Originally posted by: BaliBabyDoc
Damn what a troll . . . at 300 posts . . . most impressive.
As for the initial comments about short/long term, you probably need to read the actual article in Science instead of a Yahoo blurb. Since I no longer qualify for a student discount, I don't subscribe but if you care to read it at your local libe:
Rethinking Hydrogen Cars
David W. Keith and Alexander E. Farrell
Science 2003 July 18; 301: 315-316.
If I had to guess an energy and resources professor probably considers short term to be a generation and long term means 50+.
UCBerkley!What does that tell you?! Don't see any political agenda there? Raise the CAFE limits, eliminate SUV's, raise the gas tax. That's the dems & the greens party line.
Even an econ prof at MIT would tell you the gross expense of converting to a hydrogen economy greatly exceeds the cost of making more efficient internal combustion engines over any interval EXCEPT for a time horizon of centuries. You don't have to eliminate SUVs you just make ownership reflect the actual costs to the planet.
Hydrogen is a long term strategy, of course, since electric cars are a total failure. The short term strategy is to drill our abundant supply of domestic oil, eliminating the need for imported oil.

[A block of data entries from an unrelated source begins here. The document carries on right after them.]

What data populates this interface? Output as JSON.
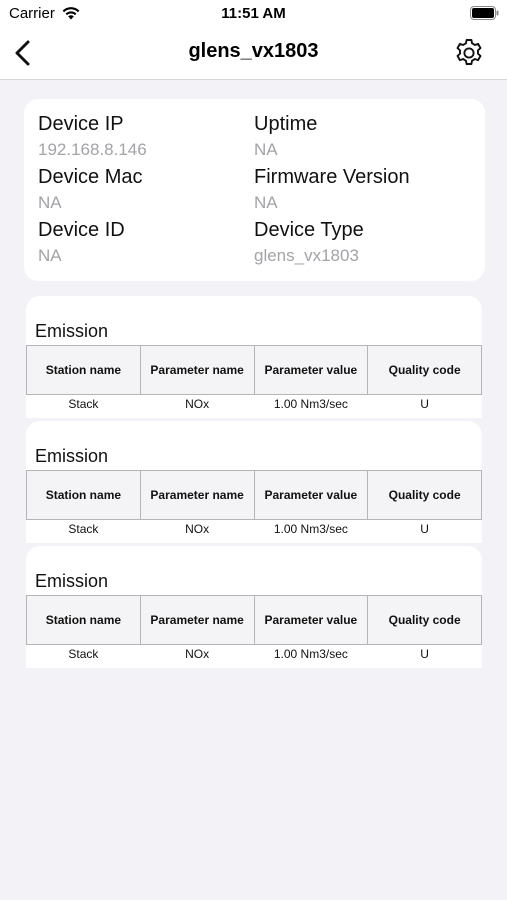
{
  "status_bar": {
    "carrier": "Carrier",
    "time": "11:51 AM"
  },
  "nav": {
    "title": "glens_vx1803"
  },
  "device_info": {
    "ip_label": "Device IP",
    "ip_value": "192.168.8.146",
    "uptime_label": "Uptime",
    "uptime_value": "NA",
    "mac_label": "Device Mac",
    "mac_value": "NA",
    "fw_label": "Firmware Version",
    "fw_value": "NA",
    "id_label": "Device ID",
    "id_value": "NA",
    "type_label": "Device Type",
    "type_value": "glens_vx1803"
  },
  "emissions": [
    {
      "title": "Emission",
      "headers": [
        "Station name",
        "Parameter name",
        "Parameter value",
        "Quality code"
      ],
      "row": [
        "Stack",
        "NOx",
        "1.00 Nm3/sec",
        "U"
      ]
    },
    {
      "title": "Emission",
      "headers": [
        "Station name",
        "Parameter name",
        "Parameter value",
        "Quality code"
      ],
      "row": [
        "Stack",
        "NOx",
        "1.00 Nm3/sec",
        "U"
      ]
    },
    {
      "title": "Emission",
      "headers": [
        "Station name",
        "Parameter name",
        "Parameter value",
        "Quality code"
      ],
      "row": [
        "Stack",
        "NOx",
        "1.00 Nm3/sec",
        "U"
      ]
    }
  ],
  "icons": {
    "back": "chevron-left-icon",
    "settings": "gear-icon",
    "wifi": "wifi-icon",
    "battery": "battery-icon"
  }
}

You will be dead and buried long before hydrogen vehicles constitute a significant portion of domestic vehicles. GMs EV1 was definitely a failure but hybrids are pretty much here to stay. All it takes is a little public policy push to create a revolution (increased gas taxes, increased CAFE (including reigning in light trucks, SUVS, and ALL cars), subsidies for true hybrids (end the BS credits for flex fuel vehicles that rarely see anything other than gas), advocacy/subsidies for clean diesel, subsidize ALL public transit that uses hybrid or LEV).
Your short term strategy is only appropriate on the time scale of the
Science article. It will take over a decade for significant domestic exploration, pipelines, and increased refinery capacity. In the near term, we need more efficient vehicles and real political leadership.